Zaman içinde anladım ki ben mutfakta çalışırken beynimin sol lobunu oyalarken sağ lobum özgürlüğünü ilan ediyor ve yaratımına devam ediyordu. Hatta daha özgür olduğu için maksimum yaratımıyla devam ediyordu. Yemek yapma işim bittiğinde tasarım masama oturduğumda sağ lobum hakimiyeti eline alıyor. Derinleşip istediğim tasarıları çıkarabiliyordum. Bu anlattığım size şaşırtıcı gelebilir ancak sol lobumuzla ne kadar baskılandığımızı, kodlandığımızı ancak böyle özgürleşebildiğiniz zaman anlıyorsunuz. Ben yemek yaptığım zaman özgürleşiyordum. İşte restoranlar da benim yemek yapma fırsatı bulduğum, rahatladığım yerler oldu.



 

İnsan 36 -37 yıl boyunca birebir sanat üretimi ile yaşadıysa, hani derler ya çıraklık, ustalık dönemi diye... Ustalık bence çok iddialı bir laf, dünyanın bu kadar hızlı değiştiği bu zaman diliminde  ben hep çıraklık döneminde olduğumu düşünüyorum. Ama çıraklık dönemimi ustalıkla yaşıyorum diyebilirim artık.

Doymamış bir ruhum var bir insan her şeyi yapmak ister mi? Ben istiyorum. Farklı disiplinlerle çalışmak, üretmek ve üretmek ve üretmek her şey birbiriyle bağlantılı... Düşünce üretmek, bunu somut nesnelere çevirmek, bu somut nesnelerin üstündeki malzemelerle oynamak, yeni malzemeler denemek yeni teknikler denemek...
Artık biliyorsunuz dijital çağdayız. Bu çağa ayak uydurmak, bu çağa uygun hayaller kurmayı başarabilmek, kurduğun hayali üretmeyi başarabilmek... Bu böyle sürüp gidiyor, bunun sonu yok. 


İşte bu benim varoluş yolum... 
Sanatla olsun, yemekle olsun, hayvan dostlarımla olsun, doğayla ağaçlarımla, bitkilerimle olsun hepsi bir bütünün parçası…

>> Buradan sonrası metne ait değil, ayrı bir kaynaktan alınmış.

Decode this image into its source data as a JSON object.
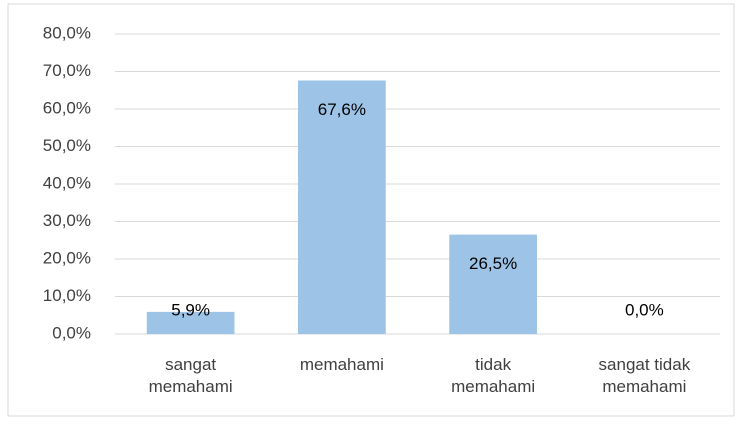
{
  "chart_data": {
    "type": "bar",
    "categories": [
      "sangat memahami",
      "memahami",
      "tidak memahami",
      "sangat tidak memahami"
    ],
    "values": [
      5.9,
      67.6,
      26.5,
      0.0
    ],
    "value_labels": [
      "5,9%",
      "67,6%",
      "26,5%",
      "0,0%"
    ],
    "color": "#9dc3e6",
    "ylim": [
      0,
      80
    ],
    "yticks": [
      {
        "value": 0,
        "label": "0,0%"
      },
      {
        "value": 10,
        "label": "10,0%"
      },
      {
        "value": 20,
        "label": "20,0%"
      },
      {
        "value": 30,
        "label": "30,0%"
      },
      {
        "value": 40,
        "label": "40,0%"
      },
      {
        "value": 50,
        "label": "50,0%"
      },
      {
        "value": 60,
        "label": "60,0%"
      },
      {
        "value": 70,
        "label": "70,0%"
      },
      {
        "value": 80,
        "label": "80,0%"
      }
    ],
    "grid": true
  }
}
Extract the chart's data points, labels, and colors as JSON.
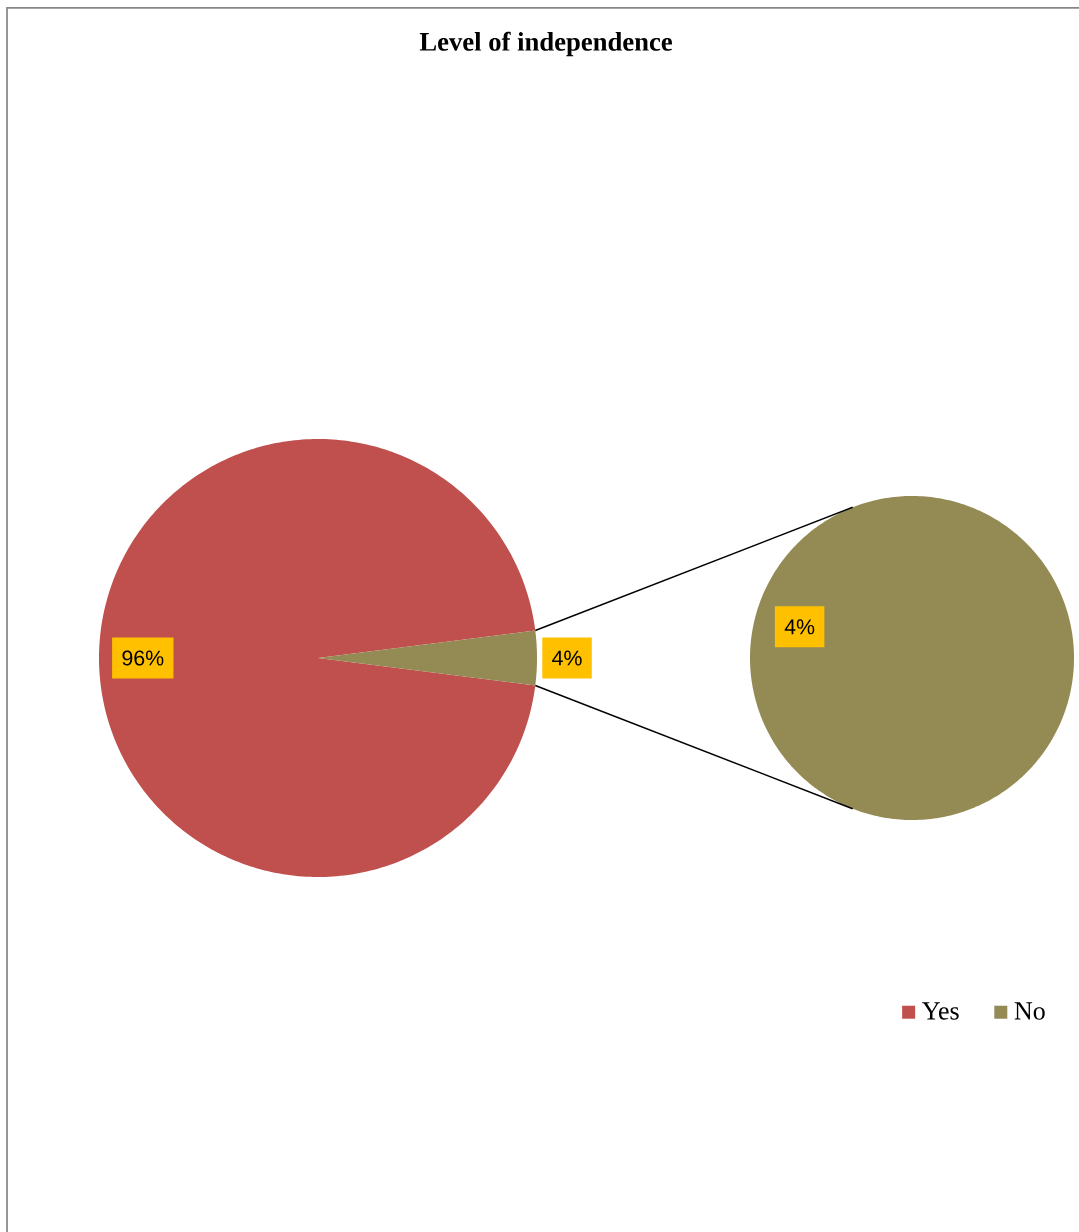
{
  "chart_data": [
    {
      "type": "pie",
      "title": "Level of independence",
      "categories": [
        "Yes",
        "No"
      ],
      "values": [
        96,
        4
      ],
      "colors": [
        "#c0504d",
        "#948a54"
      ],
      "value_labels": [
        "96%",
        "4%"
      ],
      "legend": "bottom right"
    },
    {
      "type": "pie",
      "categories": [
        null
      ],
      "values": [
        4
      ],
      "colors": [
        "#948a54"
      ],
      "value_labels": [
        "4%"
      ]
    }
  ]
}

Ben sanatın üstün bir zihinsel faaliyet olduğuna inanırım. Dolayısıyla sanatın ve sanatçının toplumun önde giden kesim olması gerekmektedir. Bunun için de sanatçının üstüne pek çok görev düşmektedir. Bir anımı anlatayım, İstanbul metrosunda oto sanayi durağında montaj yaparken bir gün 25 metre uzunluğunda büyük bir panonun önünde bir işçi kadın 5-6 yaşındaki çocuğuyla koşturuyordu işine yetişmek için. Çocuk durakladı, panoya baktı, durdu. Annesi kolundan çekiştirdi, çocuk annesini çekiştirdi, annesi çocuğu panonun önünden bir türlü alamadı. Çocuk panoya baka baka baka baka annesinin çekiştirmesi ile gitti. Benim için sanatın işleviydi bu, kim bilir daha kaç çocuğu etkileyecekti bu pano. Onlara nasıl bir ufuk açacaktı, neler düşündürecekti, nasıl dürtecekti onları. Bence toplumun gelişiminde bu dürtüler çok önem taşıyor.

Sanat toplumların gelişmişlik göstergesidir. Ne mutlu biz sanatçılara….

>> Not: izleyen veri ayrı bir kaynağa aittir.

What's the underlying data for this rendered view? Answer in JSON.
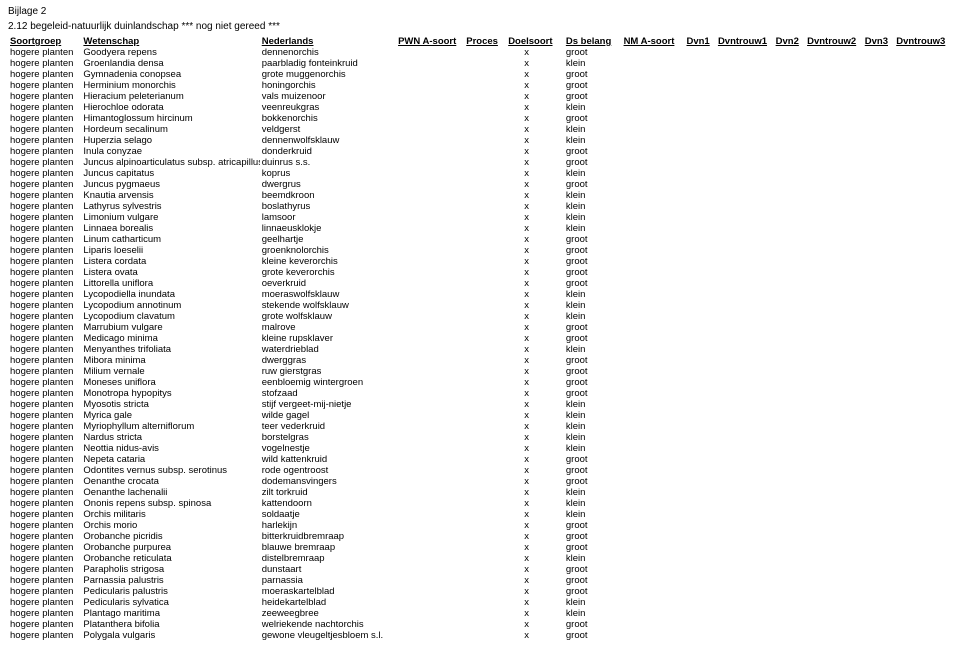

Gaziantep’in kalbimde farklı bir yeri var.
Birçok sevdiğim dostum, birçok sevdiğim eserim Gaziantep’te. Gaziantep, bu kadar zengin kültür varlığının, doğal varlığının ve bu kadar değerli insanın bir arada bulunduğu müstesna yerlerden biri.

Benim en gurur duyduğum eserlerimden bazıları Gaziantep’te.
Dünyada ilk olan Şehitler Anıtı, Kargamış Kültür Kapısı ve inanılmaz bir kurtuluş hikayesinin sahibi olan Gaziantep’i anlatan Şahinbey Anıtı eserlerimin arasında.